My Commute

    Where I used to live it took me about one hour. In that hour, I traveled about 15 miles. Most of the time, I was stopped, trying to block anonomously discourteous megopolites who thanklessly jam their big SUV's and BMW three-series into my lane with no acknowledgement short of the second finger from the pinky.

This is a story about my current ride to work. It is a lot of fun. It now only takes about 45 minutes, but I travel about 35 miles. I also get to see lots of neat sites and experience weather adventures along the way. This particular documentary occurred in early 2003, a year of el-nino like weather throughout the country.

  This is my driveway. Its quickly approaching our main road. The pine trees were planted about 35 years ago. Luckily, the driveway, now about four years old, was of minimal disruption to the standing trees.

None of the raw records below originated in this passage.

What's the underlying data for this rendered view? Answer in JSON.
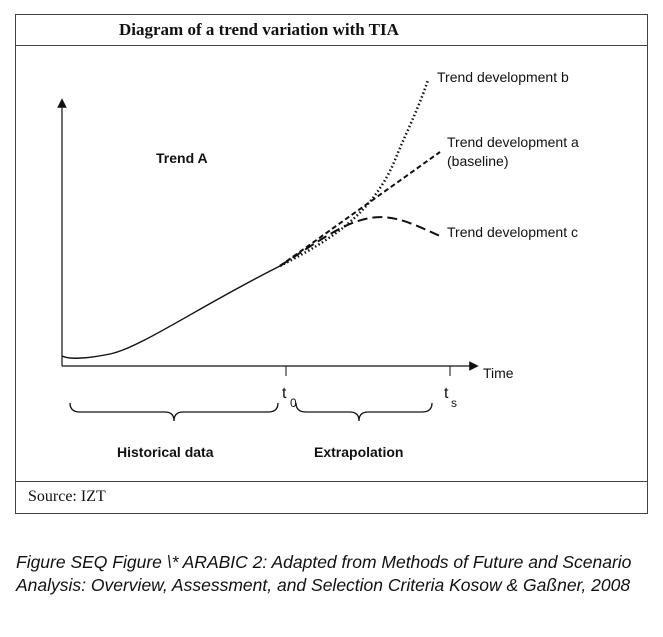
{
  "title": "Diagram of a trend variation with TIA",
  "source": "Source:   IZT",
  "labels": {
    "trend": "Trend A",
    "dev_b": "Trend development b",
    "dev_a_line1": "Trend development a",
    "dev_a_line2": "(baseline)",
    "dev_c": "Trend development c",
    "axis_x": "Time",
    "t0_main": "t",
    "t0_sub": "0",
    "ts_main": "t",
    "ts_sub": "s",
    "historical": "Historical data",
    "extrapolation": "Extrapolation"
  },
  "caption": "Figure  SEQ Figure \\* ARABIC 2: Adapted from Methods of Future and Scenario Analysis: Overview, Assessment, and Selection Criteria Kosow & Gaßner, 2008"
}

  On the main road. Its a two-laner with stripes. There's a sign ahead warning me that there is a school bus stop ahead. I worry little this day, as with the inch or three of snow on the ground, the schools can be guaranteed to be closed.

  Ahh, chemical treatment. This keeps the ice to a minimum and the car washing to a maximum. This is a road in town that skirts along the north west side. Its the long way to the interstate, but its mostly right turns and few lights.

  A relatively new cut across - one of the roads that small towns put in place between two big roads to try to spur some development. Looks like its worked - not only are these new tract houses going in, but, to their owners good fortune, an in-town car dealer is planning to relocate to their back yards!

  Almost on the big roads. The city has installed these great LED based stop (and go) lights. They are very bright and improve safety along this divided highway. I have to take a left across traffic past this light where there is no light - go figure.

  Here I'm on the interstate. Luckily, this sign provides valuable warning. It says, when fog on the mountain, drive slowly. That's great.

There have been three 50+ car pile ups on the mountain in the last six years. The DOT should put electronic speed limit signs along the mountain and display speeds appropriate to conditions. That would take away the guess work and reduce the testosterone-induced tendency to maintain 73 mph in 10 ft to 20 ft visibility.

  Having peaked the mountain, I'm now on my way down. We get pretty crazy weather conditions up here - wind, rain, ice, snow, and fog - lots of fog. Though dangerous, the views can be spectacular, varying throughout the year.

  This is the last of the smooth exit roads for the trip. This exit happens to be required for anyone continuing on towards the big megopolis, even though through-traffic must contend with several lights and lots of traffic - requisite retail strip mall exposure.

  This is the last left hand turn I have to make. Its a dual left laner. The light is pretty generous. However, its a tight fit with two lanes on our side and two on the other side. This is why I don't put wider tires on my Volvo.

  Ahh, at long last, we pull into the parking lot of my office. What a great place - the sun rises over the facility, lighting the new day with the promise of great challenge and reward.